1471-S2 AMH RICC H2254.1
2SHB 1471 - H AMD 196
By Representative Riccelli
ADOPTED 3/9/2015
Strike everything after the enacting clause and insert the following:
NEW SECTION.  Sec. 1.  "A new section is added to chapter 41.05 RCW to read as follows:
(1) A health plan offered to public employees and their covered dependents under this chapter that imposes different prior authorization standards and criteria for a covered service among tiers of contracting providers of the same licensed profession in the same health plan shall inform an enrollee which tier an individual provider or group of providers is in. The health care authority shall post the information on its web site in a manner accessible to both enrollees and providers.
(2) The health plan may not require prior authorization for an evaluation and management visit or an initial treatment visit with a contracting provider in a new episode of habilitative, rehabilitative, East Asian medicine, or chiropractic care.
(3) Any prior authorization standards and criteria used by the health plan, or a subcontractor or third-party administrator administering all or part of the plan, must be based on the plan's medical necessity standards.
(4) The health care authority shall post on its web site and provide upon the request of a covered person or contracting provider any standards, criteria, or information the health plan uses for prior authorization decisions.
(5) A health care provider with whom the administrator of the health plan consults regarding a decision to deny, limit, or terminate a person's covered health care services must hold a license, certification, or registration, in good standing and must be in the same or related health field as the health care provider being reviewed or of a specialty whose practice entails the same or similar covered health care service.
(6) The health plan may not require a provider to provide a discount from usual and customary rates for health care services not covered under the health plan, policy, or other agreement, to which the provider is a party.
(7) A health plan offered to employees and their covered dependents under this chapter may not require a covered person's cost sharing, including copayments, for habilitative, rehabilitative, East Asian medicine, or chiropractic care to exceed the cost-sharing amount the plan requires for primary care.
(8) For purposes of this section, "new episode of care" means treatment for a new condition that has not been presented to the provider:
(a) Less than sixty days prior to the first encounter for the condition; and
(b) Less than sixty days after the most recent encounter for the condition.

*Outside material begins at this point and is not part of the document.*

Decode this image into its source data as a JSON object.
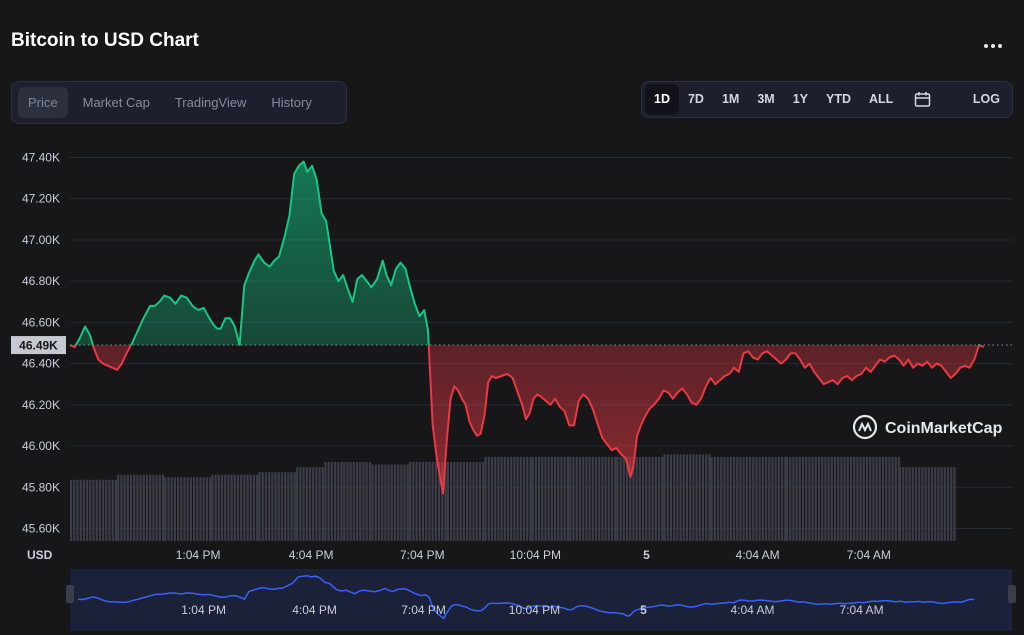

NEW SECTION.  Sec. 2.  A new section is added to chapter 48.43 RCW to read as follows:
(1) A health carrier that imposes different prior authorization standards and criteria for a covered service among tiers of contracting providers of the same licensed profession in the same health plan shall inform an enrollee which tier an individual provider or group of providers is in. The carrier shall post the information on its web site in a manner accessible to both enrollees and providers.
(2) A health carrier may not require prior authorization for an evaluation and management visit or an initial treatment visit with a contracting provider in a new episode of habilitative, rehabilitative, East Asian medicine, or chiropractic care.
(3) Any prior authorization standards and criteria used by a health plan, or a subcontractor administering all or part of the health plan, must be based on the carrier's medical necessity standards on file with the commissioner.
(4) A health carrier shall post on its web site and provide upon the request of a covered person or contracting provider any standards, criteria, or information the carrier uses for prior authorization decisions.
(5) A health care provider with whom a health carrier consults regarding a decision to deny, limit, or terminate a person's covered health care services must hold a license, certification, or registration, in good standing and must be in the same or related health field as the health care provider being reviewed or of a specialty whose practice entails the same or similar covered health care service.
(6) A health carrier may not require a provider to provide a discount from usual and customary rates for health care services not covered under a health plan, policy, or other agreement, to which the provider is a party.
(7) A health carrier may not require a covered person's cost sharing, including copayments, for habilitative, rehabilitative, East Asian medicine, or chiropractic care to exceed the cost-sharing amount the carrier requires for primary care.
(8) For purposes of this section, "new episode of care" means treatment for a new condition that has not been presented to the provider:
(a) Less than sixty days prior to the first encounter for the condition; and
(b) Less than sixty days after the most recent encounter for the condition.
NEW SECTION.  Sec. 3.  This act takes effect January 1, 2017."
Correct the title.
EFFECT: Removes the requirement that an enrollee be informed which tier his or her provider is in "on demand" and requires information about provider tiers to be posted on a web site accessible to both enrollees and providers. Applies the requirement that prior authorization standards be based on medical necessity standards to subcontractors and third-party administrators. Requires the medical necessity standards applicable to prior authorization decisions by a health carrier or its subcontractor to be on file with the Office of the Insurance Commissioner. Allows a provider with whom a carrier (or administrator of a health plan offered to public employees) consults when making coverage decisions to be in a specialty whose practice entails the same or similar covered health care service, instead of a "related health field." Changes the definition of "new episode of care" to include only conditions that have not been presented to the provider in the 60 days prior to the first encounter with the provider or the 60 days after the most recent encounter with the provider. Removes the provision requiring health plans to honor representations by subcontractors. Removes the provisions prohibiting "rental networks" from requiring providers to accept new products.